To help us achieve these goals, during the past year we have eliminated certain restrictions on remittances, eased limits on exports and imports to the Cuban private sector, allowed trade in the telecommunication and agriculture sectors, and made changes to facilitate authorized travel to the island.
It will take time for these actions to truly change the lives of the Cuban people. And the impact of our changes will be dependent on steps that the Cuban government takes to reform its economy, update its regulatory system, and provide the people of Cuban the opportunity to build better futures.
Our two governments have made significant progress over the past 365 days. The United States and Cuba have held talks on telecommunications and expanding access to Internet and mobile services for Cuban citizens. While access remains restricted and out of reach for many, more Cubans are getting online today than ever before. We will continue to prioritize and support the unrestricted flow of information in Cuba and between Cuban citizens and the rest of the world.
Last October, we held the first ever U.S.-Cuba Regulatory Dialogue, an engagement designed to open new avenues of cooperation with our Cuban counterparts in order to maximize the positive impact of U.S. regulatory changes. Officials from Commerce, State, and Treasury joined their Cuban counterparts in Havana for two days and came away with new insights into the Cuban economy and regulatory system. We are hopeful this dialogue will continue. If our new regulations are to succeed in empowering Cuban citizens and the nascent Cuban private sector, as well as making it easier for U.S. firms to do business on the island, our bilateral engagement must be sustained.
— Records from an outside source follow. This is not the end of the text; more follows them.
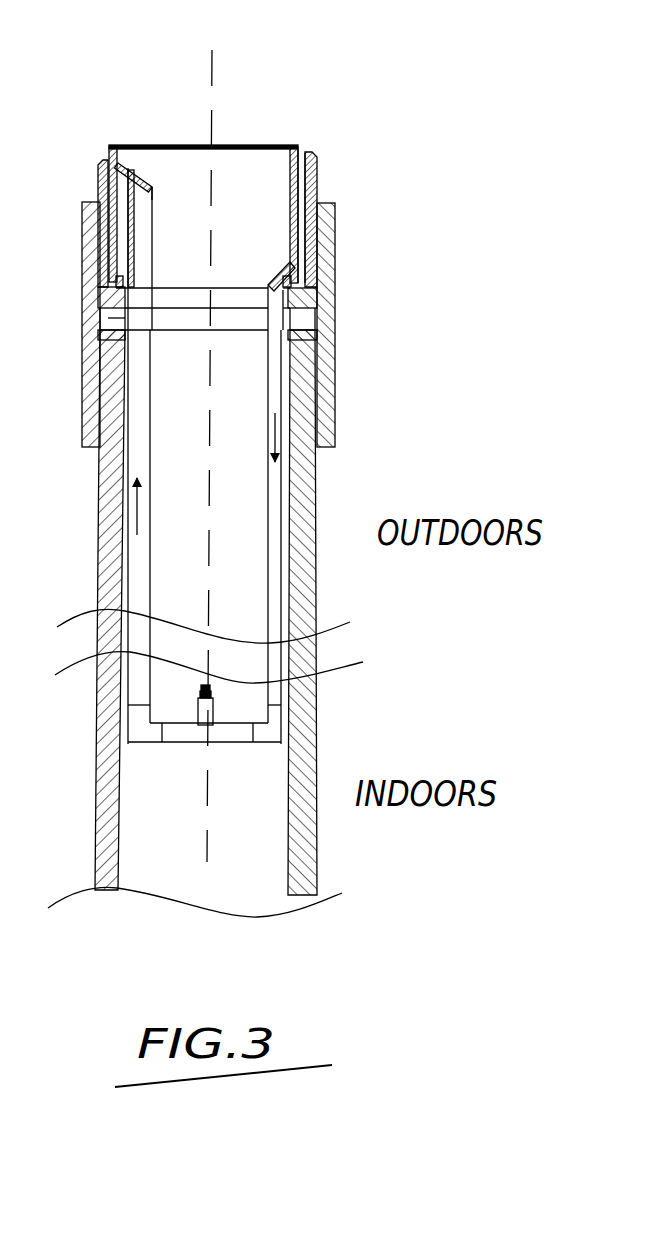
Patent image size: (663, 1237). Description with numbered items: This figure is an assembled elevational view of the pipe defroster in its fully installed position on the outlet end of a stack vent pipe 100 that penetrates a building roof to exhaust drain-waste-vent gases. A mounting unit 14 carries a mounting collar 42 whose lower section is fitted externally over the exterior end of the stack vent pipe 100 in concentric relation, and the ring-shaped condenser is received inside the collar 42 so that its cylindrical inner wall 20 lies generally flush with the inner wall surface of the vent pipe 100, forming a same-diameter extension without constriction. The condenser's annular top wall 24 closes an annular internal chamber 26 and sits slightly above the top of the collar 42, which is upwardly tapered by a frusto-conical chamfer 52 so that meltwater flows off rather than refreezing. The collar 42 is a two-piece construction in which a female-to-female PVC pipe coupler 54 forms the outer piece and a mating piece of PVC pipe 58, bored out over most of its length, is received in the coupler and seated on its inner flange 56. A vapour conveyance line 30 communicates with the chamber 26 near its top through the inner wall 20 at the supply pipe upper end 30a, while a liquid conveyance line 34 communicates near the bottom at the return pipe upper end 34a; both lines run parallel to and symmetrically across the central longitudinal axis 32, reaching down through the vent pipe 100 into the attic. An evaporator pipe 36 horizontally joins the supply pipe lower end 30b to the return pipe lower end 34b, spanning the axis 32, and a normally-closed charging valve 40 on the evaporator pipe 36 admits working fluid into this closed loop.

The mounting unit 14 is at (352, 281).
The cylindrical inner wall 20 is at (293, 167).
The annular top wall 24 is at (297, 147).
The annular internal chamber 26 is at (300, 196).
The vapour conveyance line 30 is at (142, 416).
The supply pipe upper end 30a is at (144, 173).
The supply pipe lower end 30b is at (143, 733).
The central longitudinal axis 32 is at (223, 74).
The liquid conveyance line 34 is at (274, 500).
The return pipe upper end 34a is at (292, 267).
The return pipe lower end 34b is at (270, 735).
The evaporator pipe 36 is at (169, 735).
The charging valve 40 is at (211, 713).
The mounting collar 42 is at (341, 382).
The frusto-conical chamfer 52 is at (314, 157).
The PVC pipe coupler 54 is at (310, 329).
The inner flange 56 is at (110, 320).
The mating piece of PVC pipe 58 is at (318, 192).
The stack vent pipe 100 is at (312, 494).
I had the opportunity to see some of the progress and changes underway in Cuba when I traveled to Havana in October of this year. Most importantly I had the chance to talk face-to-face with a number of senior Cuban officials, some of whom had never met with a representative of the U.S. government. I also spoke with foreign ambassadors posted in Cuba and members of Cuba's emerging private sector. After so many years without relations, building confidence and trust was an essential component of our interactions with Cuban officials. I came away convinced that a policy of engagement will yield benefits that a policy of isolation never could.
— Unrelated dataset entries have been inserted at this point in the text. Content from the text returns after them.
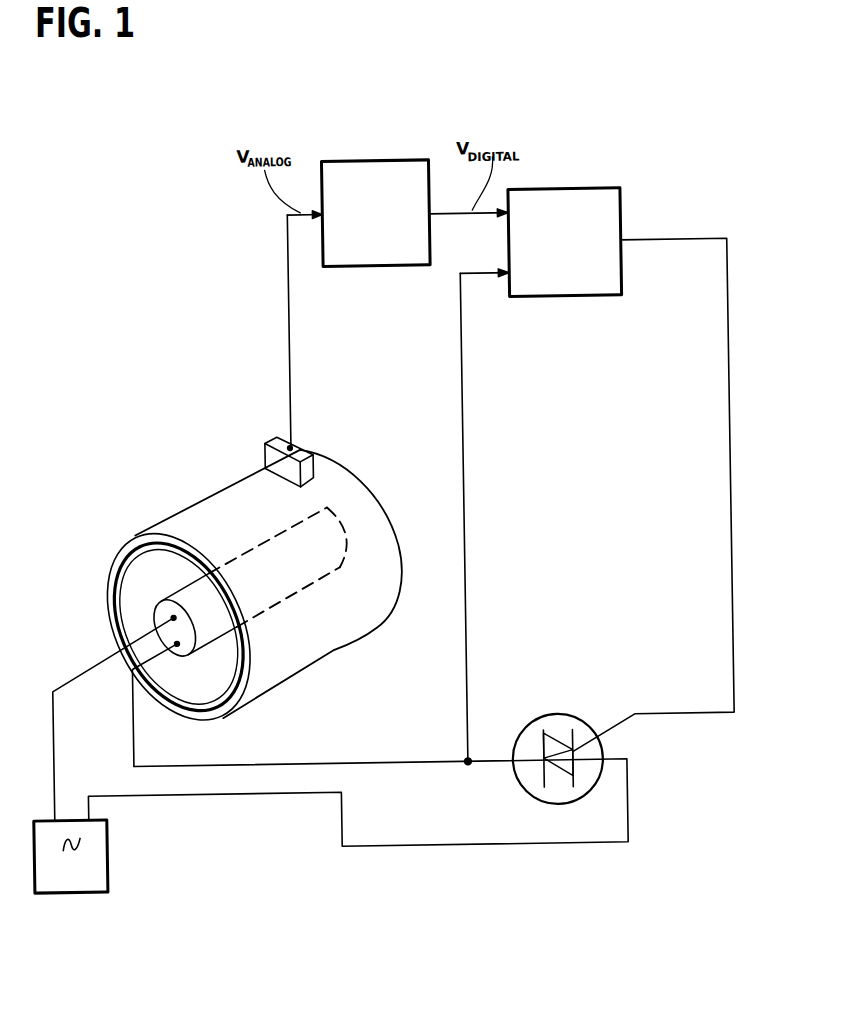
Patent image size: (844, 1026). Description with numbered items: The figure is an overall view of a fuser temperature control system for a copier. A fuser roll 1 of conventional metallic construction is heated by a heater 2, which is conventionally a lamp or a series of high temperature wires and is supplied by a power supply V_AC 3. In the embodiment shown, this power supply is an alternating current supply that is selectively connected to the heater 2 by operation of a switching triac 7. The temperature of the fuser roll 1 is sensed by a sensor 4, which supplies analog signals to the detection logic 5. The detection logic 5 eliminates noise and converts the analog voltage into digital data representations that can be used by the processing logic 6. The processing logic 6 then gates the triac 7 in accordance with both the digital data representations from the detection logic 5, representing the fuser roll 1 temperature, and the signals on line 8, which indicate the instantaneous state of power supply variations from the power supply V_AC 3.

The fuser roll 1 is at (217, 498).
The heater 2 is at (175, 641).
The power supply V_AC 3 is at (102, 845).
The sensor 4 is at (292, 445).
The detection logic 5 is at (385, 161).
The processing logic 6 is at (576, 192).
The switching triac 7 is at (530, 722).
The line 8 is at (466, 423).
Looking ahead, the Obama Administration will continue to strongly support lifting the embargo and urge Congress to take action to repeal it in the near future. In the meantime, we will continue to support greater economic independence and increased prosperity for the Cuban people.
Today, one year into this new chapter in U.S.-Cuba relations, I am more confident than ever that if we continue taking the necessary steps, over time we can build a more open, collaborative, and prosperous relationship between the people and governments of our two nations.